While as an American I love the ability built into the openEHR model to
separate demographics from clinical; in the real (larger) world, in many
cases, that demographic information is CRUCIAL to healthcare systems to
see what is happening in a region.

I was the first one to complain (to Sergio) that Rigoleta's archetypes
didn't comply with the RM (I couldn't implement them). I should have
been complaining to the ARB that we were not ISO 22220 compliant???

I am as remiss as everyone else in not filing CR's so that these changes
can go through the proper channels and be decided and changed. openEHR
has a wonderfully organized change manangement system. We should all
use it.

<my rant for today> Stay tuned for tomorrow's rant on why climate change
is evolutionary. :slight_smile:

Cheers,
Tim

....now back to making the Python archetype builder actually build
archetype instances......

Hmm.
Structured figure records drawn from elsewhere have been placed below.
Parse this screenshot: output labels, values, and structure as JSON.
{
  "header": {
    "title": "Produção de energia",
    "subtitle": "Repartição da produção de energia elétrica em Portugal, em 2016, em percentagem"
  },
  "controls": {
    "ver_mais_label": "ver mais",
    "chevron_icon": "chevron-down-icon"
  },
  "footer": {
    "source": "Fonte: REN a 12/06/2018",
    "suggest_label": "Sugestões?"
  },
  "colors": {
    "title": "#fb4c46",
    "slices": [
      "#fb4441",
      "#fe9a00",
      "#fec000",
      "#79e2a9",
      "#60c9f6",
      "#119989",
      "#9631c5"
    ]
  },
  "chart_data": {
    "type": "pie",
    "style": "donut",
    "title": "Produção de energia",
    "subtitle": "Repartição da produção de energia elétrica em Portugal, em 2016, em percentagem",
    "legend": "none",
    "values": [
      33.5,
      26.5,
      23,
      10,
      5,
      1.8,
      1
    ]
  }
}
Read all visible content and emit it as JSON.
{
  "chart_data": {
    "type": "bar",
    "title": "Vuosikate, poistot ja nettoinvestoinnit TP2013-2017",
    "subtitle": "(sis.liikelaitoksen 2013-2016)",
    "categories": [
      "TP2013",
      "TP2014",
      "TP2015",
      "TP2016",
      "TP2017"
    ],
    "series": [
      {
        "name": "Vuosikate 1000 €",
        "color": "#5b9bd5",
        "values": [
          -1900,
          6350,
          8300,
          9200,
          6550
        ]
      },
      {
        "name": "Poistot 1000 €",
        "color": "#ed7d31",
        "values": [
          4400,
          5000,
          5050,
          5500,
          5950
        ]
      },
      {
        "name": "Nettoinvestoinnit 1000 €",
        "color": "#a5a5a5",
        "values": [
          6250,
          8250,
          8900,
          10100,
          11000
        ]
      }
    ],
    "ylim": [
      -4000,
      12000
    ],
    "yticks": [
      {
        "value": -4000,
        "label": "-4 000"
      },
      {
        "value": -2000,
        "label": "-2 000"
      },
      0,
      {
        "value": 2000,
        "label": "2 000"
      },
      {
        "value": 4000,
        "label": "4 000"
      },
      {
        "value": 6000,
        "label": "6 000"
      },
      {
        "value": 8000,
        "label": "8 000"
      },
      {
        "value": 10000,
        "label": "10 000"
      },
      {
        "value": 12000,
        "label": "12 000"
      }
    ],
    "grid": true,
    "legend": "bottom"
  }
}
I can see why some groups might want to limit the scope of
their applications to EHR pure clinical, research type usage that ONLY
had clinically relevant demographic data.

But I don't think OpenEHR as a whole should have that scope limitation.

Nor do I think it does, to date the archetypes have shown to be quite
flexible in modeling a variety of data.

If Oceans direction is not to tackle hospital administrative and
demographic data which is critical to EMR type applications which run
in a live, working system then I totally understand that - you have
limited resources and have already done so very much.

This might explain (ahem) the delay in getting demographics online.

But what is more concerning to me is that we have a new set of ADLs
that are using a new structure that is not compatible with the current
set of editors. Bert said he might have overlooked something, I never
looked in order to overlook - I took for granted that the ADL
structure was already maximally defined and that any demographic or
administrative data would fit into this structure.

Having looked at new the new demographics they cover demographics and
not general administrative data typical to most HL7 interfaces.

I have not ruled out create the archetypes ourselves but I don't have
enough resources today.

Our system can support many coding systems but I would have like to
understand if OpenEHR leadership are going to support the broader
needs of the community - and we recognize they need resources to do
that - it cannot fall on Oceans shoulders - but at the same time if
CKM becomes the preferred tool we should organize accordingly.